Prof. Gunther Uhlmann is the world’s leading mathematician on inverse problem which focuses on determining the identity of an object by measuring how the object scatters incoming light, sound waves or other types of waves. Such problems are of immense interest to mathematicians, scientists and engineers and have important applications in daily life, including shedding light on the elusive phenomenon of invisibility. In 2003, Prof Uhlmann has proved that by measuring the scattered waves at a boundary, a person may not be able to tell what that object is as he can construct two different objects that give exactly the same scattering. His theorem actually implies that Harry Potter’s cloak can become real. In 2006, physicists proved (independently) that the mathematical transform introduced by Prof. Uhlmann can be used to design Harry Potter’s invisibility cloak.

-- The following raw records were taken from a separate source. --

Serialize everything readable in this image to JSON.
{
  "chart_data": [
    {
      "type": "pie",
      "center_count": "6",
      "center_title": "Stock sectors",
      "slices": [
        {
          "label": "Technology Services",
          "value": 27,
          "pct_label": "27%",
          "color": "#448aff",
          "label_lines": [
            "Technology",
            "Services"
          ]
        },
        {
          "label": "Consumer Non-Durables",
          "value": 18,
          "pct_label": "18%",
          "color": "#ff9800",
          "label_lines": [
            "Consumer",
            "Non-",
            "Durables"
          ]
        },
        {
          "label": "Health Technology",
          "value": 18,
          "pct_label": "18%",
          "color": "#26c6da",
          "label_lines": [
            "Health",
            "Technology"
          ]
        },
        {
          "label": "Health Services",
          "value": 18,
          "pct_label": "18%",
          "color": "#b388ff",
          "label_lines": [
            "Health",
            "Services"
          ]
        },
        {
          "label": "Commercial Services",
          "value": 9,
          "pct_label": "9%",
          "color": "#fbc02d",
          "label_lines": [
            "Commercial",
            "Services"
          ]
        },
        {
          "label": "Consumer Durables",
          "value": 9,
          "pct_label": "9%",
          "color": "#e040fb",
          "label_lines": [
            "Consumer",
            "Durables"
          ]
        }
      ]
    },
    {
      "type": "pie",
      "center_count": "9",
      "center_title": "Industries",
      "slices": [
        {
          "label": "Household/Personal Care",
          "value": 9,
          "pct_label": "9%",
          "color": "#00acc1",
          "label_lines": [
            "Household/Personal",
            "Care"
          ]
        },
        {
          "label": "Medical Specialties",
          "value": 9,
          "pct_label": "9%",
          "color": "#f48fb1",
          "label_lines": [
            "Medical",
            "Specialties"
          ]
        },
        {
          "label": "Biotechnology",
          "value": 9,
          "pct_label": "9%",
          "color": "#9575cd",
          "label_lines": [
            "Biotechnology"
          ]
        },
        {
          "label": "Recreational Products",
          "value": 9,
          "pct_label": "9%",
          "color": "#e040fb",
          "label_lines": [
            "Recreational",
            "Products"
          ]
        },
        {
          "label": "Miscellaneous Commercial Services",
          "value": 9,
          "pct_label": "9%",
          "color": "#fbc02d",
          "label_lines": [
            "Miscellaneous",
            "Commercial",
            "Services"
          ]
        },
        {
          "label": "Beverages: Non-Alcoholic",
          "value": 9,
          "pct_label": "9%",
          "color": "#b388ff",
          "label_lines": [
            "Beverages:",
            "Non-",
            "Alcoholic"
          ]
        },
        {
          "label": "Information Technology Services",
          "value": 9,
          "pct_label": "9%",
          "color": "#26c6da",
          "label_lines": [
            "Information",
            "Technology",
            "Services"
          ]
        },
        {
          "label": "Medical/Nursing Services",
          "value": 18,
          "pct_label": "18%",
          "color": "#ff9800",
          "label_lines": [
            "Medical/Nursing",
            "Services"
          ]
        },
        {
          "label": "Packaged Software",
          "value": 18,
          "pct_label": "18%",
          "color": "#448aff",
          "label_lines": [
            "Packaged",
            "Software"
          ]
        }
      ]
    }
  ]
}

Prof. Uhlmann obtained his PhD from the Massachusetts Institute of Technology in 1976. After postdoctoral positions at Harvard University, the Courant Institute and MIT, he was on the MIT faculty from 1980 to 1984. He joined the University of Washington in 1984, where he became Walker Family Endowed Professor in Mathematics in 2006.

Prof. Uhlmann was elected to be the Simons Fellow, Fellow of the American Mathematical Society, Finnish Distinguished Professor 2013-17, Rothschild Distinguished Visiting Fellow at Cambridge University and Isaac Newton Institute of Mathematical Sciences 2011 and Chair of Excellence 2012-13 of the Fondation Sciences Mathématiques de Paris. He is also the member of American Academy of Arts and Sciences and the foreign member of the Finnish Academy of Sciences. In 2011, he was awarded the prestigious Bôcher Memorial Prize (awarded once every three or five years) by the American Mathematical Society and the Kleinman Prize (awarded to one person every other year) by the Society of Industrial and Applied Mathematics.

He has a long and distinguished record in serving on the editorial boards of many mathematical journals, including “Inverse and Ill-Posed Problems”, “SIAM Journal on Mathematical Analysis” and “Analysis and PDE”. He was named a Highly Cited Researcher by Institute for Scientific Information (ISI) in 2004.